MOSCOW (Sputnik), Yulia Shamporova – Kyrgyzstan ended a cooperation treaty with the United States that had been in force since 1993, after the US State Department awarded Kyrgyz activist Azimjan Askarov a human rights prize in July 2015. The breach in the bilateral relations came two months before Kyrgyzstan's parliamentary elections on Sunday, October 4.
"[Even after the cancellation] I wouldn’t make a conclusion about breakup or even significant coolness of Kyrgyz–American relations. The US has enough instruments of pressure in Kyrgyzstan including economic assistance and presence of a great number of pro-American NGOs so that Bishkek cannot quickly and painlessly 'point them to the door,'" Sergei Kojemyakin said.
The politician added that Washington's bestowal of a human rights prize to a person convicted in Kyrgyzstan is disrespectful to the sovereignty of the country.
The elections for the Kyrgyz Parliament, Jogorku Kenesh, will take place on Sunday with 14 parties officially registered by Central Election Commission. The Kyrgyz Parliament has 120 seats and members are elected for a five-year term. To become a member of the Parliament a party must score at least nine percent of the general votes.
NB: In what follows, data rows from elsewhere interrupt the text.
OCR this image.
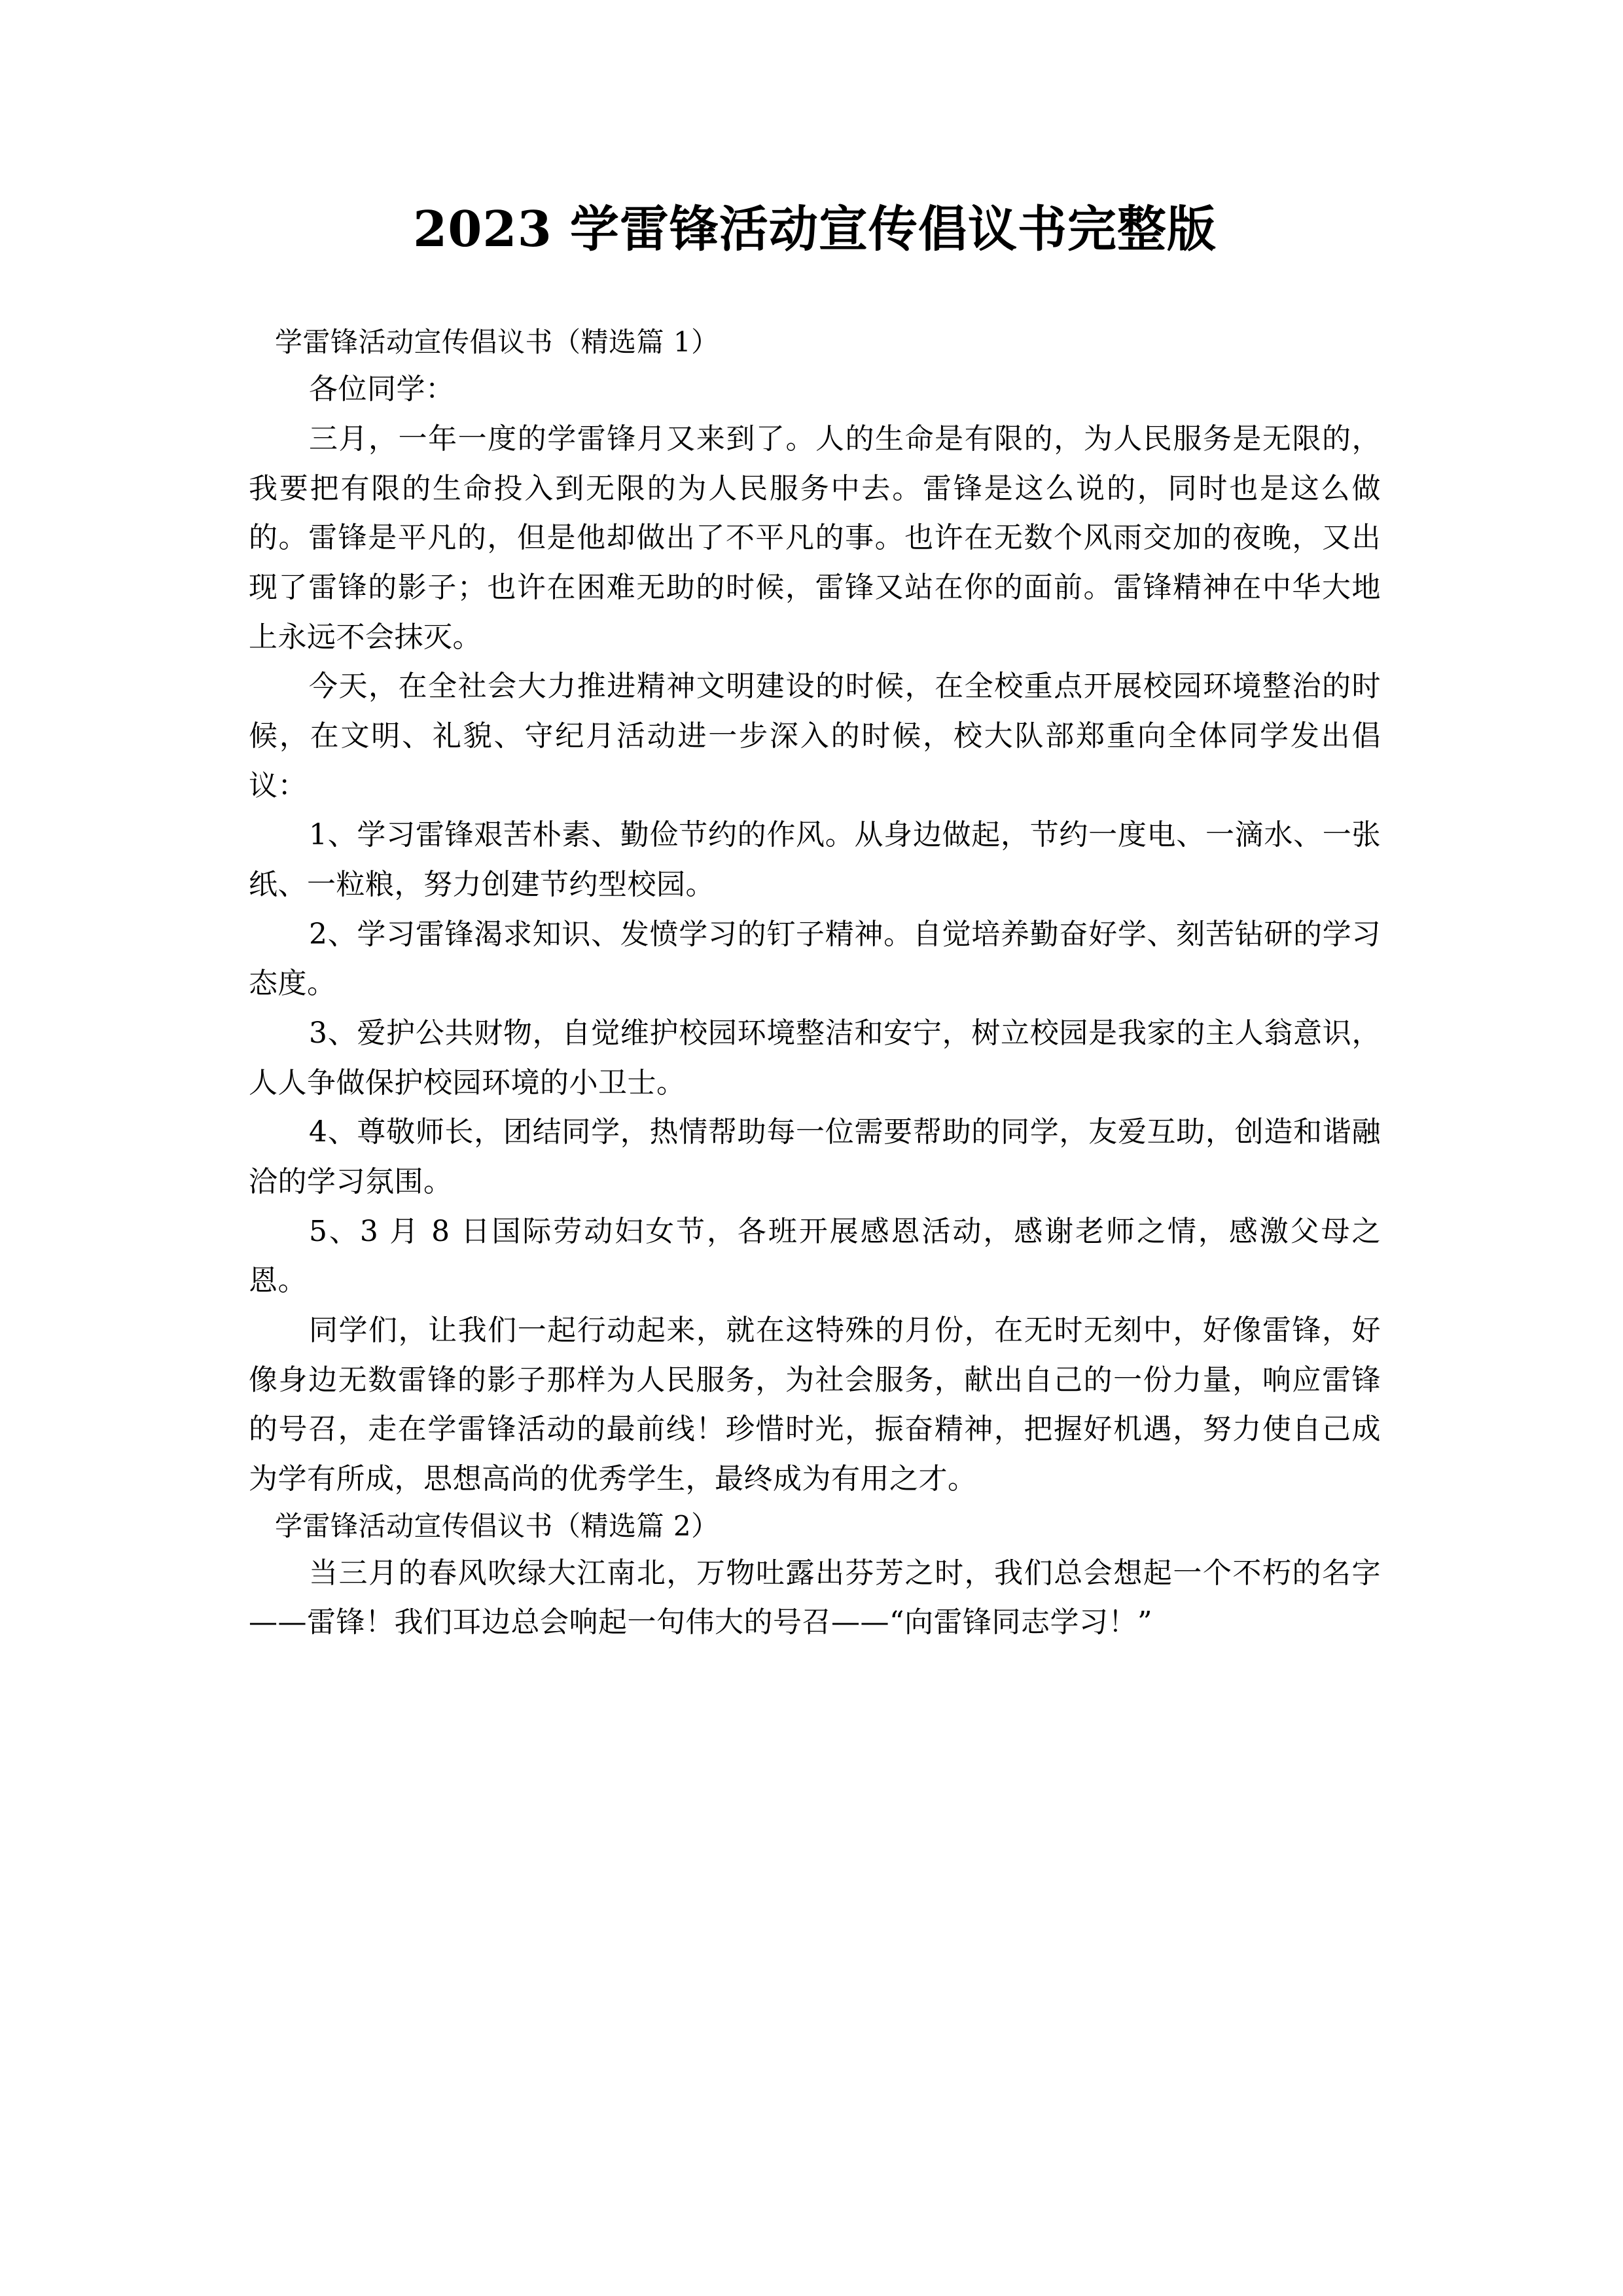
2023 学雷锋活动宣传倡议书完整版

学雷锋活动宣传倡议书（精选篇 1）

各位同学：

三月，一年一度的学雷锋月又来到了。人的生命是有限的，为人民服务是无限的，我要把有限的生命投入到无限的为人民服务中去。雷锋是这么说的，同时也是这么做的。雷锋是平凡的，但是他却做出了不平凡的事。也许在无数个风雨交加的夜晚，又出现了雷锋的影子；也许在困难无助的时候，雷锋又站在你的面前。雷锋精神在中华大地上永远不会抹灭。

今天，在全社会大力推进精神文明建设的时候，在全校重点开展校园环境整治的时候，在文明、礼貌、守纪月活动进一步深入的时候，校大队部郑重向全体同学发出倡议：

1、学习雷锋艰苦朴素、勤俭节约的作风。从身边做起，节约一度电、一滴水、一张纸、一粒粮，努力创建节约型校园。

2、学习雷锋渴求知识、发愤学习的钉子精神。自觉培养勤奋好学、刻苦钻研的学习态度。

3、爱护公共财物，自觉维护校园环境整洁和安宁，树立校园是我家的主人翁意识，人人争做保护校园环境的小卫士。

4、尊敬师长，团结同学，热情帮助每一位需要帮助的同学，友爱互助，创造和谐融洽的学习氛围。

5、3 月 8 日国际劳动妇女节，各班开展感恩活动，感谢老师之情，感激父母之恩。

同学们，让我们一起行动起来，就在这特殊的月份，在无时无刻中，好像雷锋，好像身边无数雷锋的影子那样为人民服务，为社会服务，献出自己的一份力量，响应雷锋的号召，走在学雷锋活动的最前线！珍惜时光，振奋精神，把握好机遇，努力使自己成为学有所成，思想高尚的优秀学生，最终成为有用之才。

学雷锋活动宣传倡议书（精选篇 2）

当三月的春风吹绿大江南北，万物吐露出芬芳之时，我们总会想起一个不朽的名字——雷锋！我们耳边总会响起一句伟大的号召——“向雷锋同志学习！”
NGOs Aim to Form Pro-Western Elites, Influence Authorities in Kyrgyzstan
Western-funded NGOs in Kyrgyzstan concentrate on pressuring politicians in the country rather than protecting human rights, Sergei Kojemyakin told Sputnik.
"A great number of non-governmental organizations financed from abroad play a role of Trojan Horse. With their help, the West achieves concrete political goals: forms pro-western elite, exerts influence and, if it is required, puts pressure upon authorities.”
The politician recalled when the Kyrgyz parliament tried to adopt two bills in 2015, one banning the propaganda of non-traditional relations and the other to control the work of NGOs. Pro-western NGOs fiercely criticized both bills and, as a result, the bills were postponed indefinitely.
“It is not excluded, that if the West determines on destabilization of the situation in Kyrgyzstan, non-governmental organizations will play a crucial role as it was during 'color revolutions' in other countries. As to notorious human rights and freedoms, they are just a covering for such organizations and indeed the covering is rather cunning.”
The first NGOs arrived in Kyrgyzstan following the collapse of the Soviet Union in 1991. According to media reports, there are over 10,000 non-governmental organizations financed by the western countries in Kyrgyzstan.